I was wondering if you could talk a little bit about these tools in terms of how they could influence who will be eligible for receiving the drug. If it comes to market, are you planning to develop a companion diagnostic to can it be commercialized along side BIIB037?

Well, at the moment what we are using is an agent that is in fact already licensed and available in the market. It’s AV-45 as a screening tool for patients coming into the study.

We thought that that was an important way of screening patients upfront to confirm that in particular patients with mild cognitive impairment. There are many reasons why that could happen, amyloid-beta deposition being just one of them.

So confirming that the patients actually have the target for our drug upfront, we believe it was an important way of enriching the population of potential responders. And as we carried out the study, I think that was confirmed because our screen failure rate was probably on the order of 30% to 40%, meaning that even though these patients had cognitive impairment, it didn’t actually have BETA amyloid deposition at a level that was detectable with the screening reagents.

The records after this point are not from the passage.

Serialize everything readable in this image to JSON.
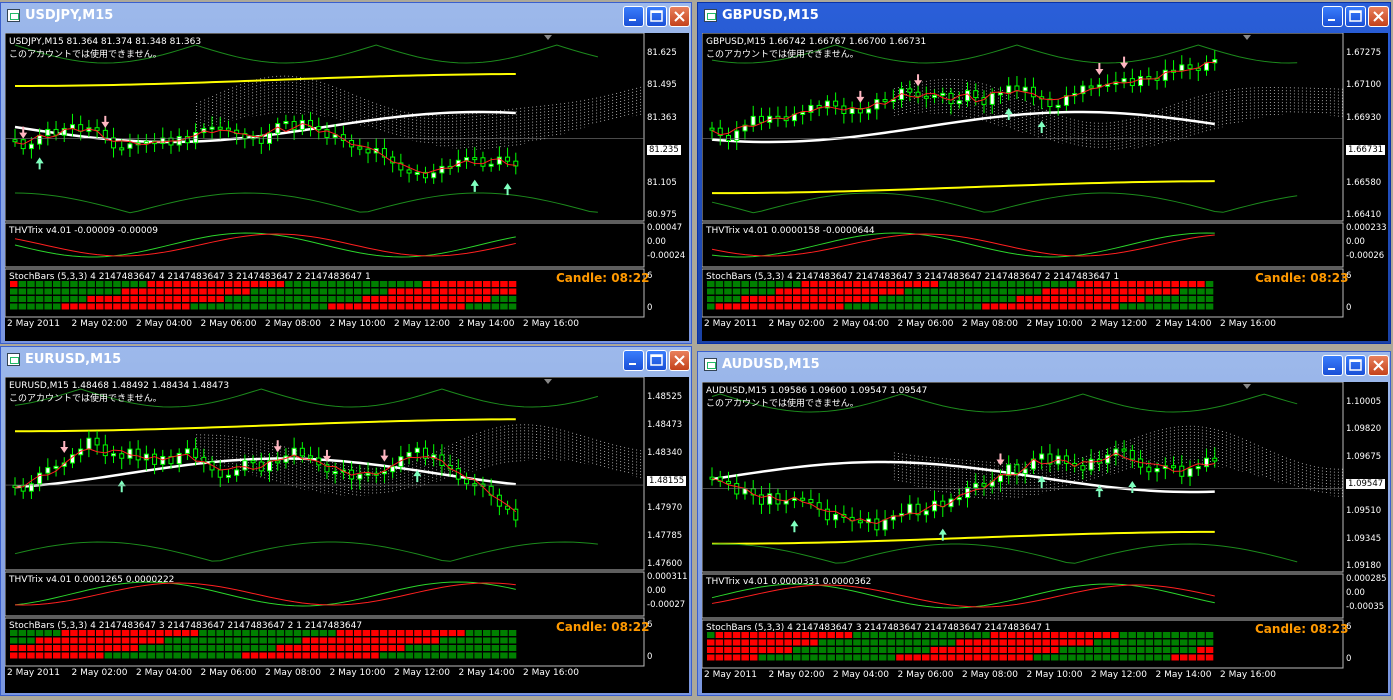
{
  "windows": [
    {
      "title": "USDJPY,M15",
      "info": "USDJPY,M15  81.364 81.374 81.348 81.363",
      "notice": "このアカウントでは使用できません。",
      "prices": [
        "81.625",
        "81.495",
        "81.363",
        "81.235",
        "81.105",
        "80.975"
      ],
      "trix_label": "THVTrix v4.01 -0.00009 -0.00009",
      "trix_scale": [
        "0.00047",
        "0.00",
        "-0.00024"
      ],
      "stoch_label": "StochBars (5,3,3) 4 2147483647 4 2147483647 3 2147483647 2 2147483647 1",
      "stoch_scale": [
        "6",
        "0"
      ],
      "candle": "Candle:  08:22",
      "times": [
        "2 May 2011",
        "2 May 02:00",
        "2 May 04:00",
        "2 May 06:00",
        "2 May 08:00",
        "2 May 10:00",
        "2 May 12:00",
        "2 May 14:00",
        "2 May 16:00"
      ]
    },
    {
      "title": "GBPUSD,M15",
      "info": "GBPUSD,M15  1.66742 1.66767 1.66700 1.66731",
      "notice": "このアカウントでは使用できません。",
      "prices": [
        "1.67275",
        "1.67100",
        "1.66930",
        "1.66731",
        "1.66580",
        "1.66410"
      ],
      "trix_label": "THVTrix v4.01 0.0000158 -0.0000644",
      "trix_scale": [
        "0.000233",
        "0.00",
        "-0.00026"
      ],
      "stoch_label": "StochBars (5,3,3) 4 2147483647 2147483647 3 2147483647 2147483647 2 2147483647 1",
      "stoch_scale": [
        "6",
        "0"
      ],
      "candle": "Candle:  08:23",
      "times": [
        "2 May 2011",
        "2 May 02:00",
        "2 May 04:00",
        "2 May 06:00",
        "2 May 08:00",
        "2 May 10:00",
        "2 May 12:00",
        "2 May 14:00",
        "2 May 16:00"
      ]
    },
    {
      "title": "EURUSD,M15",
      "info": "EURUSD,M15  1.48468 1.48492 1.48434 1.48473",
      "notice": "このアカウントでは使用できません。",
      "prices": [
        "1.48525",
        "1.48473",
        "1.48340",
        "1.48155",
        "1.47970",
        "1.47785",
        "1.47600"
      ],
      "trix_label": "THVTrix v4.01 0.0001265 0.0000222",
      "trix_scale": [
        "0.000311",
        "0.00",
        "-0.00027"
      ],
      "stoch_label": "StochBars (5,3,3) 4 2147483647 3 2147483647 2147483647 2 1 2147483647",
      "stoch_scale": [
        "6",
        "0"
      ],
      "candle": "Candle:  08:22",
      "times": [
        "2 May 2011",
        "2 May 02:00",
        "2 May 04:00",
        "2 May 06:00",
        "2 May 08:00",
        "2 May 10:00",
        "2 May 12:00",
        "2 May 14:00",
        "2 May 16:00"
      ]
    },
    {
      "title": "AUDUSD,M15",
      "info": "AUDUSD,M15  1.09586 1.09600 1.09547 1.09547",
      "notice": "このアカウントでは使用できません。",
      "prices": [
        "1.10005",
        "1.09820",
        "1.09675",
        "1.09547",
        "1.09510",
        "1.09345",
        "1.09180"
      ],
      "trix_label": "THVTrix v4.01 0.0000331 0.0000362",
      "trix_scale": [
        "0.000285",
        "0.00",
        "-0.00035"
      ],
      "stoch_label": "StochBars (5,3,3) 4 2147483647 3 2147483647 2147483647 2147483647 1",
      "stoch_scale": [
        "6",
        "0"
      ],
      "candle": "Candle:  08:23",
      "times": [
        "2 May 2011",
        "2 May 02:00",
        "2 May 04:00",
        "2 May 06:00",
        "2 May 08:00",
        "2 May 10:00",
        "2 May 12:00",
        "2 May 14:00",
        "2 May 16:00"
      ]
    }
  ]
}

So they were eliminated from the study, they could arguably never have responded to our drug anyways. So we needed to actually get them out of the study upfront.

How this plays out with respect to the eventual labeling of the drug? My guess is that it will become standard practice to actually screen patients with early stages of Alzheimer’s with either AV-45, which is available or something a kin to that and a kin to that, I mean there are CSF levels of a beta that can be looked at as well.

Someway of screening patients upfront to confirm that their disease, their cognitive impairment is caused by BETA amyloid deposition, I think, will become part of the treatment paradigm. So whether it’s a bio assay based on CSF or whether it’s an imaging approach like we’ve used, I do believe that that will be an essential part of the treatment paradigm going forward, to confirm that these drugs are being used in the right patients.

Okay. So with that I think we’ll bring the call to an end.

So thank you all for your flexibility and being with us this afternoon. And thanks for all your interest and we can all get back to work.